On Fri, Feb 3, 2012 at 10:28 AM, Reindl Harald h.reindl@thelounge.net wrote:
it is quite easy to know the mail-flow and from what public interface mails are going out and hwatever that ip is get a A-Record and matching PTR and that is what "myhostname" has to be set to
RFC quote, please.
On Fri, Feb 03, 2012 at 12:14:13PM -0600, Les Mikesell wrote:
On Fri, Feb 3, 2012 at 10:28 AM, Reindl Harald h.reindl@thelounge.net wrote:
it is quite easy to know the mail-flow and from what public interface mails are going out and hwatever that ip is get a A-Record and matching PTR and that is what "myhostname" has to be set to
RFC quote, please.
In this, Les is correct. The RFCs merely say the HELO needs to _a_ valid identifier for the host. Indeed this discussion was on this list back in July ("SPAM on the List") where I pointed out that RFC 5321 says
=~=~=~=~=~= 4.1.1.1. Extended HELLO (EHLO) or HELLO (HELO)

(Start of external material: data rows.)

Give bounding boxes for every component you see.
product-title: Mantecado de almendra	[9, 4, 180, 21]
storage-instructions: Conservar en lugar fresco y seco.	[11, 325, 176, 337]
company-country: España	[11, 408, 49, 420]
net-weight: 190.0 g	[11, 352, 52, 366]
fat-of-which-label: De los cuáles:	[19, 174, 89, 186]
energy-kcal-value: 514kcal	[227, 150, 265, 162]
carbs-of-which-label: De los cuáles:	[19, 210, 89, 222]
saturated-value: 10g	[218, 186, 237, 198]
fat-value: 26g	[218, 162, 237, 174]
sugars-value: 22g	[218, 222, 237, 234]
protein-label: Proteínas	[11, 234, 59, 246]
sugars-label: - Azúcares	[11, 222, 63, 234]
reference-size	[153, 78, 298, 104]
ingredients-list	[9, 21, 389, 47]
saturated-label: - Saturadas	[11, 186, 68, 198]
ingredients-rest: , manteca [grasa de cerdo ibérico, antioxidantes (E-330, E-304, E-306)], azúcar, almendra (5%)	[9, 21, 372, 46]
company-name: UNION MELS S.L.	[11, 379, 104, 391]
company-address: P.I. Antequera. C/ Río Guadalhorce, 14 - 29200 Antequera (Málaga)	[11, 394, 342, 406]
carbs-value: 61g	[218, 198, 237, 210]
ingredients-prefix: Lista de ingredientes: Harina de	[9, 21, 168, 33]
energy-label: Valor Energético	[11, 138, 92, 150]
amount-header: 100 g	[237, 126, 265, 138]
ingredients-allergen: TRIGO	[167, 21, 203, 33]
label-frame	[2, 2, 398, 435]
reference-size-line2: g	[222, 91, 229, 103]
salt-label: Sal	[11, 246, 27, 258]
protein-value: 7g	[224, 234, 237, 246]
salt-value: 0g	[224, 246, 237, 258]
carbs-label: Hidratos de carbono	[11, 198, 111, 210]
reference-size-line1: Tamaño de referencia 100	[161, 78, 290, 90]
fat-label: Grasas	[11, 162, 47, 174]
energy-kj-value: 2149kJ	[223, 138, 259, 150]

These commands are used to identify the SMTP client to the SMTP server. The argument clause contains the fully-qualified domain name of the SMTP client, if one is available. In situations in which the SMTP client system does not have a meaningful domain name (e.g., when its address is dynamically allocated and no reverse mapping record is available), the client SHOULD send an address literal (see Section 4.1.3).
You only need to follow 5321 requirements which do _not_ require the host to identify it as matching the specific interface; it merely needs to identify as a valid A record (or address literal) for the client system.
There's nothing to say that the client system need be listening to port 25 (or be open to port 25 connections; firewalls for example), so anyone performing HELO (or EHLO) address verification is pretty much limited to the 2.3.5 requirement; that the passed name is _a_ valid name. Which is, AFAIK, all postfix does. =~=~=~=~=~=
The HELO value does need to be valid, but it _need not_ match the IP address being used to communicate.